Step 5. Dynamics of the Absorbing Core

Now that the singularity has been replaced by a finite core, we need to understand how that core evolves when the black hole is not static.


Black holes aren’t static in reality. They can gain mass (by swallowing stars, gas, radiation) or lose mass (through Hawking evaporation). So the question is: if the total mass \(M\) changes, what happens to the core radius \(r_c\)?


5.1 Recall the Selector Equation

From Step 4, the core radius is determined by

\[ r_c^3 = \frac{3 M c^2}{4 \pi \rho_c}. \]

If \(M\) changes, then \(r_c\) must change accordingly. Differentiate both sides with respect to time (or advanced time coordinate \(v\)):

\[ 3 r_c^2 \frac{dr_c}{dv} = \frac{3 c^2}{4\pi \rho_c} \, \frac{dM}{dv}. \]

Simplify:

\[ \boxed{\frac{dr_c}{dv} = \frac{\dot M(v) \, c^2}{4\pi \rho_c \, r_c^2}}. \]


5.2 Physical Meaning

  • \(\dot M(v)\) is the rate of change of mass (positive for accretion, negative for evaporation).
  • This equation says the core grows or shrinks only in response to actual flux of matter/energy.
  • Nothing exotic needed: the same Einstein equations that gave us Schwarzschild now govern the core’s dynamics.

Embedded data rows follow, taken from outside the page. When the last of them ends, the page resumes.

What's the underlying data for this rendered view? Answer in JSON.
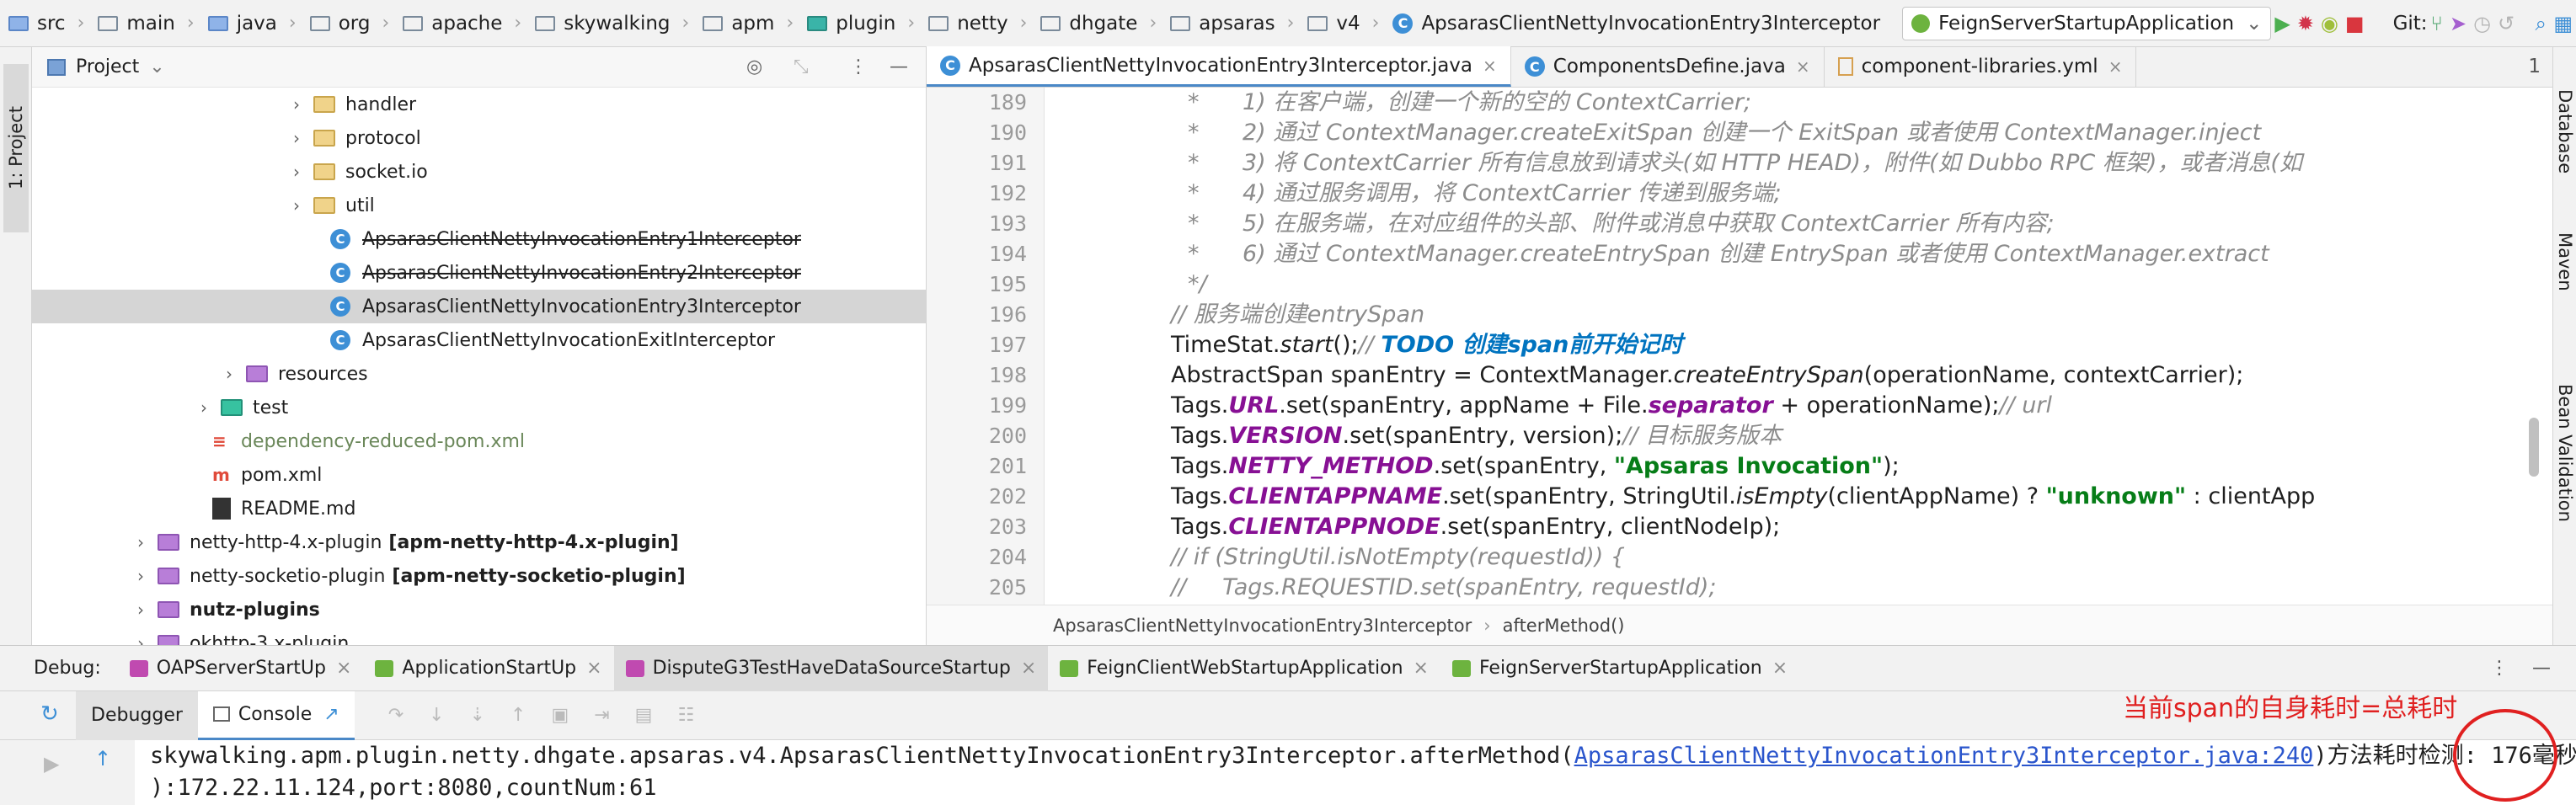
{
  "breadcrumbs": [
    "src",
    "main",
    "java",
    "org",
    "apache",
    "skywalking",
    "apm",
    "plugin",
    "netty",
    "dhgate",
    "apsaras",
    "v4",
    "ApsarasClientNettyInvocationEntry3Interceptor"
  ],
  "run_config": "FeignServerStartupApplication",
  "git_label": "Git:",
  "left_stripe": {
    "project_tab": "1: Project"
  },
  "right_stripe": {
    "database": "Database",
    "maven": "Maven",
    "bean": "Bean Validation"
  },
  "project": {
    "title": "Project",
    "items": [
      {
        "label": "handler",
        "type": "folder",
        "indent": 1
      },
      {
        "label": "protocol",
        "type": "folder",
        "indent": 1
      },
      {
        "label": "socket.io",
        "type": "folder",
        "indent": 1
      },
      {
        "label": "util",
        "type": "folder",
        "indent": 1
      },
      {
        "label": "ApsarasClientNettyInvocationEntry1Interceptor",
        "type": "class",
        "strike": true
      },
      {
        "label": "ApsarasClientNettyInvocationEntry2Interceptor",
        "type": "class",
        "strike": true
      },
      {
        "label": "ApsarasClientNettyInvocationEntry3Interceptor",
        "type": "class",
        "selected": true
      },
      {
        "label": "ApsarasClientNettyInvocationExitInterceptor",
        "type": "class"
      },
      {
        "label": "resources",
        "type": "resources"
      },
      {
        "label": "test",
        "type": "test"
      },
      {
        "label": "dependency-reduced-pom.xml",
        "type": "xml"
      },
      {
        "label": "pom.xml",
        "type": "maven"
      },
      {
        "label": "README.md",
        "type": "md"
      },
      {
        "label": "netty-http-4.x-plugin",
        "extra": "[apm-netty-http-4.x-plugin]",
        "type": "module"
      },
      {
        "label": "netty-socketio-plugin",
        "extra": "[apm-netty-socketio-plugin]",
        "type": "module"
      },
      {
        "label": "nutz-plugins",
        "type": "module"
      },
      {
        "label": "okhttp-3.x-plugin",
        "type": "module"
      }
    ]
  },
  "editor": {
    "tabs": [
      {
        "label": "ApsarasClientNettyInvocationEntry3Interceptor.java",
        "active": true
      },
      {
        "label": "ComponentsDefine.java"
      },
      {
        "label": "component-libraries.yml"
      }
    ],
    "tab_overflow": "1",
    "line_numbers": [
      "189",
      "190",
      "191",
      "192",
      "193",
      "194",
      "195",
      "196",
      "197",
      "198",
      "199",
      "200",
      "201",
      "202",
      "203",
      "204",
      "205"
    ],
    "breadcrumb": [
      "ApsarasClientNettyInvocationEntry3Interceptor",
      "afterMethod()"
    ]
  },
  "debug": {
    "label": "Debug:",
    "tabs": [
      "OAPServerStartUp",
      "ApplicationStartUp",
      "DisputeG3TestHaveDataSourceStartup",
      "FeignClientWebStartupApplication",
      "FeignServerStartupApplication"
    ],
    "subtabs": [
      "Debugger",
      "Console"
    ],
    "console_line1_prefix": "skywalking.apm.plugin.netty.dhgate.apsaras.v4.ApsarasClientNettyInvocationEntry3Interceptor.afterMethod(",
    "console_link": "ApsarasClientNettyInvocationEntry3Interceptor.java:240",
    "console_line1_suffix": ")方法耗时检测: 176毫秒",
    "console_line2": "):172.22.11.124,port:8080,countNum:61",
    "annotation": "当前span的自身耗时=总耗时"
  }
}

5.3 Relation to Vaidya Spacetime

In GR, the Vaidya solution describes a black hole that changes mass due to ingoing or outgoing radiation.

  • In standard form, Vaidya is written with a mass function \(M(v)\).
  • In the time-first language, this becomes a direct law for the core radius evolution.
  • Importantly, this equation is horizon-regular: it doesn’t blow up at \(r_h\). That’s another way the lapse-first formalism avoids fake singularities.

5.4 Big Picture

Now we have:

  • A static matching rule (Step 4) that sets the core size given the mass.
  • A dynamic law (this step) that evolves the core when the mass changes.

Together, these make the absorbing core a predictive feature: it responds smoothly to infalling matter or outgoing radiation, never diverges, and never needs arbitrary parameters.


Glossary

Symbol / Term Meaning Value Metaphor
\(\dot M(v)\) Time derivative of mass In/out flux of energy How fast the black hole is eating or evaporating
\(dr_c/dv\) Time derivative of core radius Given by evolution law The “breathing” of the core as it absorbs/releases energy
\(v\) Advanced time coordinate (regular at horizon) Variable A clock that smoothly follows infalling radiation
Vaidya spacetime GR solution for a radiating/absorbing black hole Matches with our flux law A “dynamic Schwarzschild” tuned by energy flux
Horizon-regular Behavior that stays smooth at \(r_h\) Built-in via lapse-first Like switching to a camera angle where nothing glitches

The absorbing core breathes with mass flow, governed by a clean evolution equation tied to energy flux.